В словах женщины мне послышалось смущение — как будто она, убежденный чёрный маг, оправдывалась перед дочерью за добрые поступки, которые время от времени приходилось совершать.
Кристина, кивнув, отпила из чашки, взяла крошечный бутерброд. Её примеру последовала молчаливая Клавдия. Я тоже не заставил себя упрашивать. Голода пока не ощущалось, но я хорошо знал, что уже через полчаса меня скрутит со страшной силой. А раздобыть еду в академической столовой в неурочное время — та ещё затея.

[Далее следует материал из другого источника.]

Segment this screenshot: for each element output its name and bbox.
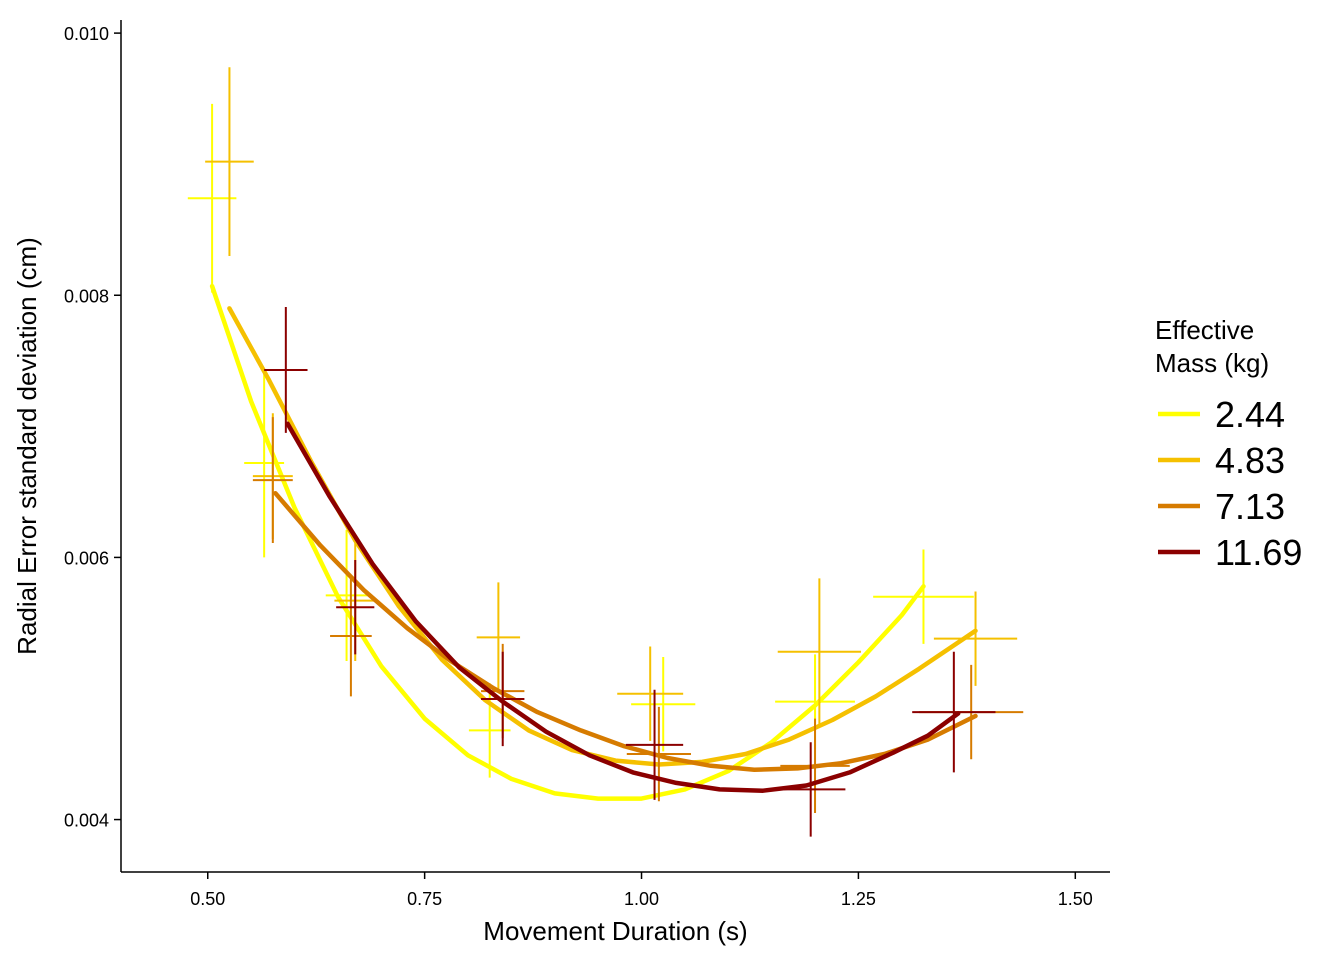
x-tick-label: 1.50 xyxy=(1058,889,1093,909)
series-7-13 xyxy=(252,417,1024,814)
y-axis: 0.004 0.006 0.008 0.010 xyxy=(64,20,122,872)
x-axis: 0.50 0.75 1.00 1.25 1.50 xyxy=(121,871,1110,909)
legend-items: 2.44 4.83 7.13 11.69 xyxy=(1158,394,1302,573)
x-tick-label: 1.25 xyxy=(841,889,876,909)
y-axis-title: Radial Error standard deviation (cm) xyxy=(12,237,42,655)
y-tick-label: 0.010 xyxy=(64,24,109,44)
legend: Effective Mass (kg) 2.44 4.83 7.13 11.69 xyxy=(1155,315,1302,573)
legend-label: 11.69 xyxy=(1215,532,1302,573)
y-tick-label: 0.008 xyxy=(64,286,109,306)
plot-area xyxy=(187,67,1024,837)
legend-title-line-2: Mass (kg) xyxy=(1155,348,1269,378)
fit-curve xyxy=(285,421,961,793)
fit-curve xyxy=(209,283,926,801)
legend-title-line-1: Effective xyxy=(1155,315,1254,345)
fit-curve xyxy=(273,490,978,773)
series-4-83 xyxy=(205,67,1018,767)
x-tick-label: 1.00 xyxy=(624,889,659,909)
y-tick-label: 0.006 xyxy=(64,548,109,568)
x-axis-title: Movement Duration (s) xyxy=(483,916,747,946)
fit-curve xyxy=(227,306,978,767)
x-tick-label: 0.50 xyxy=(190,889,225,909)
legend-label: 4.83 xyxy=(1215,440,1285,481)
legend-label: 2.44 xyxy=(1215,394,1285,435)
y-tick-label: 0.004 xyxy=(64,811,109,831)
legend-label: 7.13 xyxy=(1215,486,1285,527)
x-tick-label: 0.75 xyxy=(407,889,442,909)
series-11-69 xyxy=(264,307,996,837)
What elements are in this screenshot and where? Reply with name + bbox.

— Безумный, совершенно безумный день, — вздохнула Мария Петровна. — Одну из фрейлин сегодня арестовали. Вы, полагаю, знаете, кого, — она посмотрела на меня.
— Луизу фон Краузе, — сказал я.
— Верно. Девчонка, похоже, повредилась в уме. Иначе я не знаю, как объяснить её сумасшедший поступок. Покушение на убийство князя Барятинского…
Клавдия вздрогнула и посмотрела на Марию Петровну.
— Прошу прощения? — пролепетала она.
— Не волнуйтесь, ваш драгоценный Константин Александрович сидит рядом с вами, — улыбнулась Мария Петровна. — Всё уже закончилось. Хотя, полагаю, вам придётся рассказать о том, что с вами случилось. Вам обоим. — Она перевела взгляд с меня на Кристину.
— Нас выбросило на Изнанку, — сказала Кристина.
— Да. И, боюсь, об этом уже известно всем, — кивнула Мария Петровна. Улыбка её исчезла, голос похолодел. Теперь с Кристиной разговаривала не мать, а статс-дама императорского двора. — Я была бы чрезвычайно признательна, дорогая, если бы ты объяснила, что заставило тебя в этом участвовать?
В наступившей тишине Кристина не на шутку задумалась. А потом вдруг послышался стук.
Мы все одновременно посмотрели на пол.
— Господи всеблагой, это ещё что? — воскликнула Мария Петровна.
— Подарок. — Кристина, быстро наклонившись, подняла невесть откуда вывалившийся револьвер.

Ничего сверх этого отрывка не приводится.